Customer Success Story: Regional Retail Grocery Chain
The Customer
Privately owned, regional retail grocery chain that has grown from a small business to one that Forbes Magazine ranked as one of "America's 500 Largest Private Companies" in 2007. Today, the chain runs state-of-the art grocery stores that provide customers a comprehensive range of products and leverage information technology to monitor and optimize business efficiency, as well as shopper spending and loyalty.
The Challenge
The grocery retailer has built a loyal and growing customer base by providing an unparalleled shopping experience – from farm fresh organic produce to the convenience of in-store food courts, pharmacies, and other one-stop-shopping conveniences. To achieve this exceptional retail shopping experience, the chain employs sophisticated information technology that enhances the in-store experience for shoppers, streamlines operations, and optimizes its supply chain. This technology is critical for running an efficient, competitive retail grocery business and maintaining customer loyalty. Naturally, protecting the customer and business data at the heart of the business is a top priority.
The Director of IT and his staff of over twenty run the grocery chain's information technology across the board – networking, database administration, security, quality assurance, EFT transaction processing, and IT compliance. This includes ensuring proper access for the grocery chain's fifteen terabytes of business critical data that is stored across hundreds of file servers and accessed by over one thousand users. As the Director describes it, "We have a real-time inventory system that allows us to adjust to ever-changing customer demand, a loyalty system that provides benefits to our frequent shoppers, card processing systems for customer payment convenience and health care-related data from our pharmacies.
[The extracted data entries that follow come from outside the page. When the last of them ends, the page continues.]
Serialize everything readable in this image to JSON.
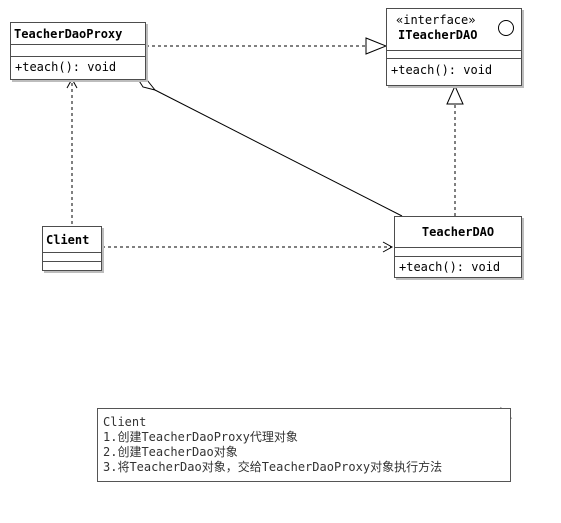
{
  "classes": {
    "proxy": {
      "name": "TeacherDaoProxy",
      "operation": "+teach(): void"
    },
    "iface": {
      "stereotype": "«interface»",
      "name": "ITeacherDAO",
      "operation": "+teach(): void"
    },
    "client": {
      "name": "Client"
    },
    "dao": {
      "name": "TeacherDAO",
      "operation": "+teach(): void"
    }
  },
  "note": {
    "lines": [
      "Client",
      "1.创建TeacherDaoProxy代理对象",
      "2.创建TeacherDao对象",
      "3.将TeacherDao对象，交给TeacherDaoProxy对象执行方法"
    ]
  },
  "relations": [
    {
      "from": "TeacherDaoProxy",
      "to": "ITeacherDAO",
      "kind": "realization"
    },
    {
      "from": "TeacherDAO",
      "to": "ITeacherDAO",
      "kind": "realization"
    },
    {
      "from": "TeacherDaoProxy",
      "to": "TeacherDAO",
      "kind": "aggregation"
    },
    {
      "from": "Client",
      "to": "TeacherDaoProxy",
      "kind": "dependency"
    },
    {
      "from": "Client",
      "to": "TeacherDAO",
      "kind": "dependency"
    }
  ],
  "colors": {
    "border": "#4d4d4d",
    "shadow": "#bdbdbd",
    "line": "#000000"
  }
}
All of this information must be accessible instantly to those who need it, and protected from those who do not." This includes complying with both PCI DSS regulations for cardholder data and Health Insurance Portability and Accountability Act (HIPAA) regulations for patient data from the in-store pharmacies.
Evaluation Parameters
From the outset, the IT Director and the compliance team were looking for solutions to address their PCI DSS requirements. "Cardholder data is obviously business-critical because so many customers choose to pay with credit and debit. Protecting the relationship we've built with our customers is paramount and, of course, PCI has detailed rules that we must comply with as well", he noted. The grocery chain realized there is no single PCI solution that meets all PCI rules, so they wanted to maximize their IT spend by looking for solutions that allow them to comply with as many PCI DSS regulations as possible. They also wanted solutions that had the potential to be leveraged for protecting other business data and improving IT operations efficiency.
The Solution
The retailer chose Varonis® DatAdvantage® because it gave them depth of PCI DSS protection and had broad applicability to other compliance, data governance and IT operations tasks. Today, Varonis DatAdvantage is helping the grocery chain address 13 PCI DSS line-items in PCI DSS Section 10, "Track and monitor all access to network resources and cardholder data". The items include the following (taken directly from the PCI DSS requirements guideline).
Business Benefits
Automated audit log for regulatory compliance
The grocery chain must comply with PCI DSS requirements and strict internal controls. DatAdvantage provides the automated log they need to meet PCI requirements without disrupting operations or impacting server performance. And, DatAdvantage supplies the audit log details they need to monitor pharmacy-based patient data as well, simplifying compliance with both PCI and HIPPA.
Strong return-on-investment
Like most businesses today, the grocery retailer works hard to maximize the value derived from their IT dollars. DatAdvantage helps meet this objective, providing a single solution that can be used across multiple IT functions including compliance, security, storage, help desk, etc. The product's unique capabilities also provide a strong return on any given task, accelerating what would otherwise be a lengthy manual process.
Visibility of data permissions
The grocery chain's focus on a personalized shopping experience for its customers is central to the company's competitive differentiation. This means that customer data is an extremely valuable business asset for this retailer. Naturally, controlling access to this information is of paramount importance. Varonis DatAdvantage provides the visibility of which users can access data and where the permissions came from.